Blessed Sacrament Cemetery: You can barely tell there was an interment so careful and painstaking was the Bridges Funeral Home crew, ensuring every piece of straw was put back in place. A job lovingly well done!

Sister Mel Pierre Comes Home

A HandmaidHISTORY

Timing Is Everything

It didn’t surprise us when Sister Mel Pierre took a turn for the worse and entered hospice while staying at the Catholic Charities run Holy Family Villa in Illinois. For three years she offered herself to the Lord as a holocaust for priests in the unique form of suffering that is dementia, while receiving outstanding and loving care from the Sisters and staff there. [The day she arrived, in her typical New York humor, upon learning many of the residents also shared her condition, she quipped, “Oh good! So we can all for-get together!”] But the Providential timing of her passing is a pattern we’ve recognized. We had already been through this in our first cemetery move, transporting the remains of all our deceased in New Mexico to Benton, Tennessee and experiencing the death of our last pioneer Handmaid, Mother David Marie, the very day Bishop Stika arrived back in Knoxville with 33 Handmaids’ cremains…just in time to transform the planned Memorial Mass and interment ceremony into a Funeral Mass as well.

Sister Mel Pierre enjoying a Spring day in New Mexico.

Sister Mel Pierre enjoying a Spring day in New Mexico.

Perhaps her guardian angel let Sister Mel Pierre know that not only had the Benton cemetery been transferred to Blessed Sacrament Cemetery at Cor Jesu Monastery in New Market, but that the remaining five Handmaids living in Illinois were all going to Tennessee to join their Sisters this May.
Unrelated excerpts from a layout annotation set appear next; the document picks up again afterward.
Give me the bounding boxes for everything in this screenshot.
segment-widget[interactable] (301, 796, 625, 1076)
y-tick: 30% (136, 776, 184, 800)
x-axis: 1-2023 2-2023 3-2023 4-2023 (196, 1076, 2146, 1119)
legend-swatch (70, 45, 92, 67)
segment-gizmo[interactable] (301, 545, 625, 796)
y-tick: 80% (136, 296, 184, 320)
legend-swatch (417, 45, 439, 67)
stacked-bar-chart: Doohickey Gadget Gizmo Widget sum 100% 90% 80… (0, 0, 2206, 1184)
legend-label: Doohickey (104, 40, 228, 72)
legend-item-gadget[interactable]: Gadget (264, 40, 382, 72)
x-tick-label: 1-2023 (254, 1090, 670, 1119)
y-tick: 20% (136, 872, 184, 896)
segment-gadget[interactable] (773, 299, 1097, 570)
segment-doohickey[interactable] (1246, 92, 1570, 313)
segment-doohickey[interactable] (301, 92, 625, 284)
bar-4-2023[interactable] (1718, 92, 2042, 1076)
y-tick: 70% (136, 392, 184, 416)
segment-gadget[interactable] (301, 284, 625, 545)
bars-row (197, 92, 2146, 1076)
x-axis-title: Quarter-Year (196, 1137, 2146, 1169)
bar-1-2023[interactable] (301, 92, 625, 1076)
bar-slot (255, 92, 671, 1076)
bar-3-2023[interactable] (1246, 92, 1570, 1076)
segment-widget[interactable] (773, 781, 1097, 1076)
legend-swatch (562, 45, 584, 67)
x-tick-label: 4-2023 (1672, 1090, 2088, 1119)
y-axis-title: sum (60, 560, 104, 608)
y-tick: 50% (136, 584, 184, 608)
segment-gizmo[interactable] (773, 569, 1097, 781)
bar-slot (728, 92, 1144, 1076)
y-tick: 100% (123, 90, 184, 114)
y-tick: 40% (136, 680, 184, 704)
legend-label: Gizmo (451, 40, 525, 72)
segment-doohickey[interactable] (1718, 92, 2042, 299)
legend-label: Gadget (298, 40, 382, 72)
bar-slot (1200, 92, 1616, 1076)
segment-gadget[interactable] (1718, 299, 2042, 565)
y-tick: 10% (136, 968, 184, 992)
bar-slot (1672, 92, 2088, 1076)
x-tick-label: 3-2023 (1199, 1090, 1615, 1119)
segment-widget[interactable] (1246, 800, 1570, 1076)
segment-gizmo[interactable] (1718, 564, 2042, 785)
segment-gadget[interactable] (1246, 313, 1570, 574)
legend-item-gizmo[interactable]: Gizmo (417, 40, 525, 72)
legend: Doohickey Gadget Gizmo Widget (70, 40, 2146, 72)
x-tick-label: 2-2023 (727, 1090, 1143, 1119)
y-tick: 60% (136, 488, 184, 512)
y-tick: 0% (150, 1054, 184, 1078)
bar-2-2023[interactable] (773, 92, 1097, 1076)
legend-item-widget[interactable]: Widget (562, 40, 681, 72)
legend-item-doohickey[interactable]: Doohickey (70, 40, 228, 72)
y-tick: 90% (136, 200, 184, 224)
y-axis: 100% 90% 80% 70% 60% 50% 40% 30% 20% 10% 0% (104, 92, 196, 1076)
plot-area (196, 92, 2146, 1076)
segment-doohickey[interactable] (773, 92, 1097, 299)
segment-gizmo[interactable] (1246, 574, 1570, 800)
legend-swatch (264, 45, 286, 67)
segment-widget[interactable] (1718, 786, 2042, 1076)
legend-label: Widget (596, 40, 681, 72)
How could she miss out on this great gathering? So, God allowed her to come by calling her home peacefully on April 28th, 2016. She would surely have been satisfied with the knowledge that she would soon join her Handmaid family again in the Diocese of Knoxville. Just as surely, she would have been rather surprised to know that her Funeral Mass would be celebrated by Bishop Richard Stika and concelebrated by Cardinal Justin Rigali and Father Patrick Resen. We are so grateful for their prayers and ministry and kindness to come and bid farewell to our Sister this way.

Transformation Into A Mass Chapel…and back into a Chapter Room

Just as our dear Bishop, Cardinal, and Father sacrificed to make this beautiful day possible, so also did many others including the Knights of Columbus, members of our Handmaid Advisory Team, and the Bridges Funeral Home staff and workers. One pressing difficulty was that since there is no monastery built yet, a monastery-sized chapel was lacking. Our renovated two car garage had become a daily Mass Chapel and was perfect for the Divine Office and our Holy Hours of adoration but was too small to accommodate a casket, let alone pall bearers, funeral home staff, and guests. The only other structure on the property with a room large enough for a Funeral Mass and viewing was the former lodge, now Cor Jesu Monastery. With some innovating, and a great deal of labor and furniture transport, our “chapter room” area became a chapel with the final touches still being polished and put into place an hour before Mass was set to begin. Throughout the preparations, Our Lord continued to shower us with little signs of his loving Providence: when the mountain laurel we all assumed was dying, suddenly it began blooming two days before the funeral, providing huge blossoms to place near the Pieta in the “new” improvised chapel. We peacefully worked, cleaned, sweated, and gratefully accepted the help and elbow grease of so many kind and generous souls. For example, the pall bearers not only carried Sister to her resting place but also carried the altar, prie-dieus, chairs, benches, tables, candles, vases, flowers, sound system components, lighting, cables, cords etc etc. Others could be found jumping in to help with kitchen laundry, cooking, chopping and preparing whenever there was a minute to spare – all of which they eagerly and respectfully did. And when the day was over and ceremonies complete, so many leant yet another helping hand moving furniture and appointments (yes, the altar again) back to the daily Mass Chapel.

Generosity Outdone

Thank you Priests of Christ: Bishop Richard F. Stika, Cardinal Justin Rigali, and Father Patrick Resen

Thank you members of the Knights of Columbus, Handmaid Advisory Team, and Guests: Jimmy and Valerie Dee, Ron Henry, Mike Wills, Herstle Cross, Trey Benefield, Ralph Herbert, Jennifer Gozwitz, and Gisela Chaparro. Special thanks to Jimmy Dee for getting the needed additions, like lighting, in place and Scott Maentz for providing the photography and video.

Thank you Martin Bartling, Mike Smith, Tim and the entire staff and work crews of the Bridges Funeral Home. Theirs is the humble job to see that everything goes flawlessly while they blend into the background. Yet we can’t allow their desired invisibility to pass without commenting on their superb touch that marked all they did with such kindness and skill.

We celebrated the gift that was Sister Mel Pierre and her life given for priests. In return, we once again received gifts: the very people we were blessed to have at Sister’s Funeral. Our gratitude. May God bless you all abundantly.